Alguna vez –en privado, señala una fuente confiable– un parlamentario andino se habría referido al puesto que ocupaba como una “beca” que le permitía viajar internacionalmente, dedicarse a sus lecturas personales, ensayar gestión de intereses y recibir el trato y los beneficios de un “padre de la patria” más. El hecho de que el Parlamento Andino sea un órgano deliberativo cuyas decisiones no son vinculantes ha limitado el alcance de su importancia a un nivel básicamente protocolar. Su reducida gravitación pública obviamente aligera la carga laboral de sus representantes, quienes, por ejemplo, ordinariamente sesionan dos veces al año.
El problema principal se originó cuando –con afán de dotarle legitimidad– se decidió elegir a los representantes de este foro a través de la elección popular, conjuntamente con las elecciones legislativas. El desconocimiento público sobre el Parlamento Andino y el otorgamiento arbitrario de una sobredimensionada relevancia electoral generaron la oportunidad para que políticos –la mayoría de media caña, al menos en el caso peruano– postularan a estos cargos de –prácticamente– nula rendición de cuentas. El diseño y uso improductivos dados a estos puestos han degenerado las intenciones que ameritaron el origen de esa instancia. Hoy, postular a las curules andinas es una suerte de premio consuelo para políticos camino a la jubilación, deseosos de retirarse del quehacer político por la puerta falsa, escapando del escrutinio ciudadano.
Los resultados electorales previos ya denotan la vergonzosa falta de legitimidad que ostentan los parlamentarios andinos (al menos en el Perú). En las elecciones del 2011, el voto en blanco fue el “vencedor” de dichos comicios, con un 26% del total de emitidos, seguido por la lista de Gana Perú (16%), Fuerza 2011 (14%) y el voto viciado (13%). Es decir, votos nulos y en blanco sumaron un 40%, cifra superior al 30% histórico de votos inválidos alcanzados en la fraudulenta segunda vuelta del 2000, cuando Alberto Fujimori corrió solo para alcanzar su segunda reelección consecutiva. En otros países afectados por esta infamia, como Colombia, se hicieron campañas ciudadanas para sabotear las elecciones a parlamentarios andinos a través del voto en blanco y hasta acuerdos políticos entre partidos para no presentar listas a estos puestos. En las dos veces que los colombianos eligieron popularmente estos cargos, el voto en blanco superó la mitad de electores, al punto que la última vez los comicios tuvieron que repetirse (con el añadido de que ninguno de los aspirantes originales pudo presentarse nuevamente).

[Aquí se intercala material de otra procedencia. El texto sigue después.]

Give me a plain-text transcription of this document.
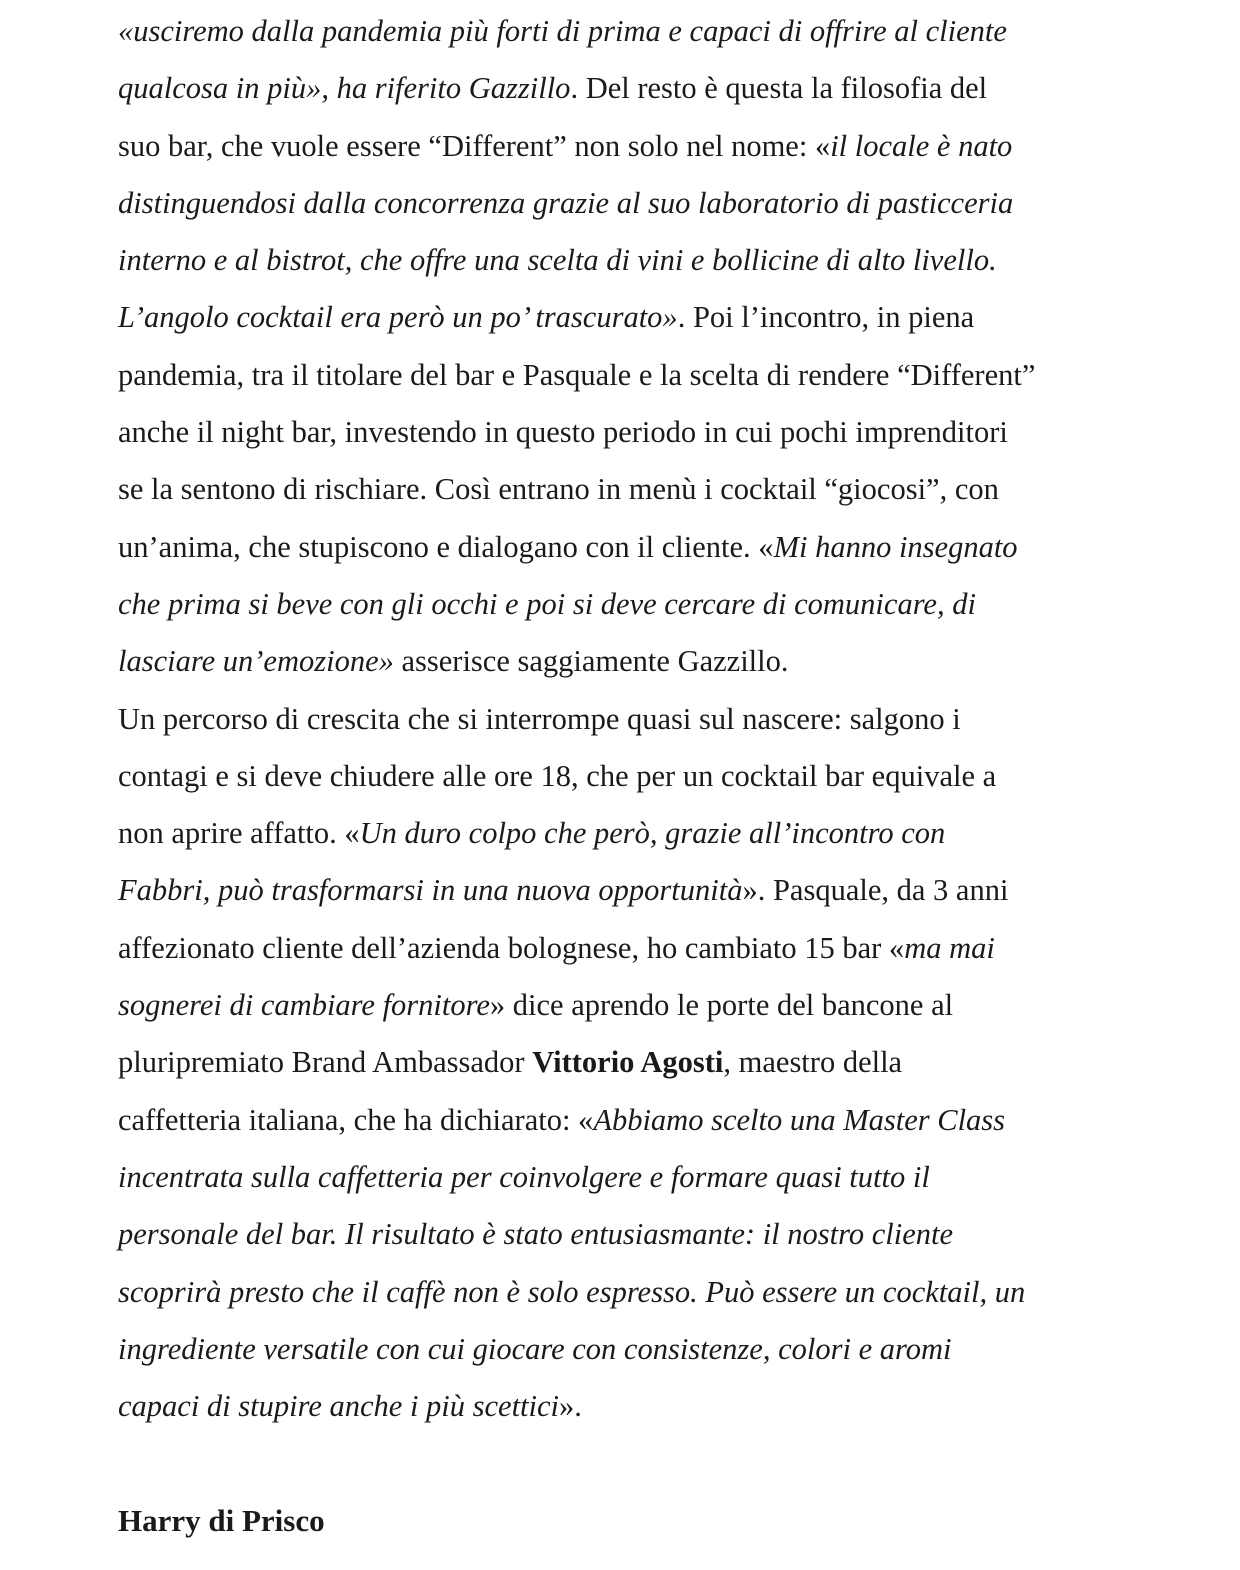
«usciremo dalla pandemia più forti di prima e capaci di offrire al cliente
qualcosa in più», ha riferito Gazzillo. Del resto è questa la filosofia del
suo bar, che vuole essere “Different” non solo nel nome: «il locale è nato
distinguendosi dalla concorrenza grazie al suo laboratorio di pasticceria
interno e al bistrot, che offre una scelta di vini e bollicine di alto livello.
L’angolo cocktail era però un po’ trascurato». Poi l’incontro, in piena
pandemia, tra il titolare del bar e Pasquale e la scelta di rendere “Different”
anche il night bar, investendo in questo periodo in cui pochi imprenditori
se la sentono di rischiare. Così entrano in menù i cocktail “giocosi”, con
un’anima, che stupiscono e dialogano con il cliente. «Mi hanno insegnato
che prima si beve con gli occhi e poi si deve cercare di comunicare, di
lasciare un’emozione» asserisce saggiamente Gazzillo.
Un percorso di crescita che si interrompe quasi sul nascere: salgono i
contagi e si deve chiudere alle ore 18, che per un cocktail bar equivale a
non aprire affatto. «Un duro colpo che però, grazie all’incontro con
Fabbri, può trasformarsi in una nuova opportunità». Pasquale, da 3 anni
affezionato cliente dell’azienda bolognese, ho cambiato 15 bar «ma mai
sognerei di cambiare fornitore» dice aprendo le porte del bancone al
pluripremiato Brand Ambassador Vittorio Agosti, maestro della
caffetteria italiana, che ha dichiarato: «Abbiamo scelto una Master Class
incentrata sulla caffetteria per coinvolgere e formare quasi tutto il
personale del bar. Il risultato è stato entusiasmante: il nostro cliente
scoprirà presto che il caffè non è solo espresso. Può essere un cocktail, un
ingrediente versatile con cui giocare con consistenze, colori e aromi
capaci di stupire anche i più scettici».
Harry di Prisco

Propongo que en estas elecciones, donde los partidos siguen contrabandeándonos reciclaje político en sus listas andinas, promovamos una campaña del voto en blanco al Parlamento Andino. Sería una protesta en contra de lo que se ha convertido esta institución: una especie de burocratismo de las relaciones de integración, demasiado oneroso y superficial como para mantenerlo como está. Recordemos que votar en blanco (o viciado) es una de las muestras más auténticas de rechazo al ‘establishment’ político y a su oferta electoral, porque hiere al sistema en lo fundamental: les resta legitimidad a quienes –a pesar de la desafección ciudadana– asumen cargos de representación política. Esta es nuestra oportunidad –y sobre todo nuestro derecho– de no seguir eligiendo –por ‘default’– otorongos andinos.